La découverte de leur camp et ce qu'ils faisaient subir aux autres était certes une des pires immondices imaginables. Sauf qu'avant leur arrivée là-bas ils ignoraient tout de cette barbarie. Ce n'était pas la vision de toutes ces victimes qui les avaient décidé à agir et à punir. Ça n'avait été qu'une justification à leur décision, ni plus, ni moins. Maintenant ils pouvaient tous pointer du doigt ces monstres, scander haut et fort qu'ils avaient agi pour le mieux, pour un idéal de justice, pour préserver autrui. Néanmoins, à l'instant précis où la majorité avait parlé, seul le sentiment de dégoût et de s'être fait flouer avait dirigé leur main, et surtout leur opinion. Quant à juger leur régime... il était encore plus aisé de se placer en moralisateur quand la faim ne vous avait jamais tiraillé. Facile de qualifier un humain de monstre quand on n'avait soi même jamais eu à prendre ce genre de décision. Elle ne parlait pas nécessairement pour les Skagits, mais les stupidités proférées par certains habitants du Fort, leur jugement hâtif et méprisant, tout ça lui restait encore au travers de la gorge. « Ça ne justifie pas l'aisance et la rapidité avec laquelle des gens lambda qui n'ont jamais tué ont pu se trahir à ce point presque avec un enthousiasme malsain comme s'il s'était s'agit d'un vulgaire jeu de dames. »

Elle soupire, un brin agacée que Arizona se clame responsable de l'attaque. Quelque part, au-delà de la colère et de l'incompréhension, la jeune femme reste son amie. L'une des plus fidèles. L'une de ses plus chères. « Tu ne peux assumer que tes propres agissements Ari, tu l'as dit toi-même, tu ne leur as pas mis un couteau sous la gorge. » Ils avaient choisi seuls, comme des grands. Et elle ne manquerait pas d'être vindicative au premier qui osera dire que ça lui pèse sur la conscience au dispensaire. « Des moutons.... » Elle se redresse, lentement pour ne pas que la tête lui tourne, et, son verre à la main, commence à faire les cent pas devant la cheminée. « Tous des moutons...pfff... » Pourquoi leur en voulait-elle à ce point ? Elle n'en savait rien, ou n'avait pas envie de s'appesantir sur la question mais le sentiment était là. Brutal, incisif, lui vrillant les entrailles tandis qu'elle continuait de perdre pied. Elle ne s'arrête que lorsque son amie fait allusion à son passé de militaire et aux possibles vies gâchées par un patriotisme meurtrier. Ses doigts courent le long du bois et ses yeux s'arrêtent sur une photo de famille où elle doit avoir à peine vingt-ans. Combien de soldats avait-elle traités en traumatologie ? Combien dont les séquelles étaient plus que physiques et dont l'esprit, trop torturé, ne se réparait jamais, même une fois leur corps remis en état ? Combien de vie gâchée en échange d'une reconnaissance toute relative et de belles médailles ? Combien de vie gâchée détruites ces cinq dernières années durant leur politique expansionniste ? Combien de temps avait-elle fermé les yeux parce que ça l'arrangeait ?

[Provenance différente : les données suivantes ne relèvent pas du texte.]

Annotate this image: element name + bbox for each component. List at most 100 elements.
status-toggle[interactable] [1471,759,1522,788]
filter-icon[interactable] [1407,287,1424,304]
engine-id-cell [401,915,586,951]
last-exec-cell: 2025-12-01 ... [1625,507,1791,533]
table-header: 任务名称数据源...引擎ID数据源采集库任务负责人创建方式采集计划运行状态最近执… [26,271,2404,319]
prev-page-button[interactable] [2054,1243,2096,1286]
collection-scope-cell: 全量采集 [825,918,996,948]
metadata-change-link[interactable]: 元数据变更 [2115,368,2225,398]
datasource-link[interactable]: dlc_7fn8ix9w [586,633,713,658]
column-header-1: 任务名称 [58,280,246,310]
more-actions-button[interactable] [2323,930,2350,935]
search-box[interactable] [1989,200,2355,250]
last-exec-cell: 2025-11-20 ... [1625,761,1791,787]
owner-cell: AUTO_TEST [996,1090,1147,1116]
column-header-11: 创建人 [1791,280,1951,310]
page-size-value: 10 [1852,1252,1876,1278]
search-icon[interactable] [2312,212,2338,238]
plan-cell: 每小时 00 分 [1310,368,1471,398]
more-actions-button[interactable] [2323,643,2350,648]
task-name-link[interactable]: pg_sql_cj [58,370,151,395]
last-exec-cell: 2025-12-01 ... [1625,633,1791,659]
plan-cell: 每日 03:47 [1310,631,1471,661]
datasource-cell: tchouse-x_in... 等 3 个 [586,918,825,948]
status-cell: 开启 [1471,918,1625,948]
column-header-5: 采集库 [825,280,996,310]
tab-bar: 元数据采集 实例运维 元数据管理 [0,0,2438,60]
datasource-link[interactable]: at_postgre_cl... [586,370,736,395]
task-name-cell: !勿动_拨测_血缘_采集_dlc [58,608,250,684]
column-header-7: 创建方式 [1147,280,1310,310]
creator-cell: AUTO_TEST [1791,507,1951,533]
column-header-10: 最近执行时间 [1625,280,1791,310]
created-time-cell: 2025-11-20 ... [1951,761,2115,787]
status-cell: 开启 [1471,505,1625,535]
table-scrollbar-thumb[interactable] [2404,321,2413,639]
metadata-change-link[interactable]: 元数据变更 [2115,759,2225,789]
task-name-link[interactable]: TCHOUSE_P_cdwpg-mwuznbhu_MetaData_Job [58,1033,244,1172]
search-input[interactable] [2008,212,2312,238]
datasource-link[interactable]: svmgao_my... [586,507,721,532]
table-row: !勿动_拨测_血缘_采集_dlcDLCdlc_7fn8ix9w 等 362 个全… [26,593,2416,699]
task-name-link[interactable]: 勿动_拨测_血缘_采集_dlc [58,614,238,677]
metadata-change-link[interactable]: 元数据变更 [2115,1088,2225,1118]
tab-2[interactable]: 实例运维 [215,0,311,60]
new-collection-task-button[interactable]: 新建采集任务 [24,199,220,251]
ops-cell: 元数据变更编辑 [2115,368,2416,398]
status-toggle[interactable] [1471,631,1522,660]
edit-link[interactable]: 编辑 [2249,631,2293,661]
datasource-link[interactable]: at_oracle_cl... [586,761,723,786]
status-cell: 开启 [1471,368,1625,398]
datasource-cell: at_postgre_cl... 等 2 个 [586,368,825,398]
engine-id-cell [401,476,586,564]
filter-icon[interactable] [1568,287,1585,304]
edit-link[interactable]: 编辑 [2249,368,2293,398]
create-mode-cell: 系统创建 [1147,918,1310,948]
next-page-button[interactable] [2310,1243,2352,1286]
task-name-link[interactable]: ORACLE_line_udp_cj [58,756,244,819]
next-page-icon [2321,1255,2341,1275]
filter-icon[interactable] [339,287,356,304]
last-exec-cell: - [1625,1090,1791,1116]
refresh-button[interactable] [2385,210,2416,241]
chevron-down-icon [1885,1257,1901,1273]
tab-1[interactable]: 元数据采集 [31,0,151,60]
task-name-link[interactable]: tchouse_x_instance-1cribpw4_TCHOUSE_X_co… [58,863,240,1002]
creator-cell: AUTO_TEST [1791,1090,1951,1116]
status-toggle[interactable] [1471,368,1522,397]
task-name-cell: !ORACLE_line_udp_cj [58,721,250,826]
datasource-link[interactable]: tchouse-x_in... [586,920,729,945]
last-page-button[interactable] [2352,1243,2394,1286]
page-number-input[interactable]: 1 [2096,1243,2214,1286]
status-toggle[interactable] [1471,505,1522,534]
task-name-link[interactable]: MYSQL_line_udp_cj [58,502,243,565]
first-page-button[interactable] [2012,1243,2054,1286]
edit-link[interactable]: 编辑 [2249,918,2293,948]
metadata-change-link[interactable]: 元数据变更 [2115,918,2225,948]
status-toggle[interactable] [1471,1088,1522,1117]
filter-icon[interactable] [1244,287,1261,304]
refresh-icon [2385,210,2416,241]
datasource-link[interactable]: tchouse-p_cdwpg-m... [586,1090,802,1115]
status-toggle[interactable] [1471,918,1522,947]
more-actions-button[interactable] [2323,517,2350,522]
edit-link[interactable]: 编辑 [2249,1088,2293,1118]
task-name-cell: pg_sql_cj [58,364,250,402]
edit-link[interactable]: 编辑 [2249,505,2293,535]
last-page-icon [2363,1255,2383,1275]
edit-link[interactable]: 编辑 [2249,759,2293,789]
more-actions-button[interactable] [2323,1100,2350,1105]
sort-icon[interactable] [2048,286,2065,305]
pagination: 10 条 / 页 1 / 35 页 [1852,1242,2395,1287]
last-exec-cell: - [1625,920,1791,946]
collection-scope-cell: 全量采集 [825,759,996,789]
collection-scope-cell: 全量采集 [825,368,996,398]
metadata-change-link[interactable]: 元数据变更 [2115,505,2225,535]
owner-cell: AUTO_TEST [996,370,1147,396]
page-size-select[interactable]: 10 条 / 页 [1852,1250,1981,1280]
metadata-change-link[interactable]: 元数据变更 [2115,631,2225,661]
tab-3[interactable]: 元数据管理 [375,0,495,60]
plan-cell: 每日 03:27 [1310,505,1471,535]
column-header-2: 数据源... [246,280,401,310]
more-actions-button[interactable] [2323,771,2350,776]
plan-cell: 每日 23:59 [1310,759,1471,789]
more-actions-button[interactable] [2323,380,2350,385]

« Et que feras-tu ? » De sa main libre elle retourne la photo de ses parents face cachée au-dessus de la cheminée. « Quand le poids de ta conscience sera si lourd que tu n'oseras même plus te retourner de peur d'y voir trop de fantômes ? » Le ton se meurt, si bien que l'ont peut aisément comprendre que ce n'est ni un reproche, et encore moins une attaque. Une vérité. Absolue. Autant dirigée vers son amie que sur elle-même. Que fera-t-elle, la grande chirurgienne, quand les victimes seront plus importantes que les vies sauvées ? Quand elle n'aura même plus la force d'affronter son reflet dans le miroir ? Elle avait perdu un patient récemment. Un nourrisson. Et elle l'avait achevé. Il était déjà mort, son geste n'avait été guidé que par la compassion. Les images pourtant restaient, ainsi que la sensation farouche et tenace de l'avoir tué.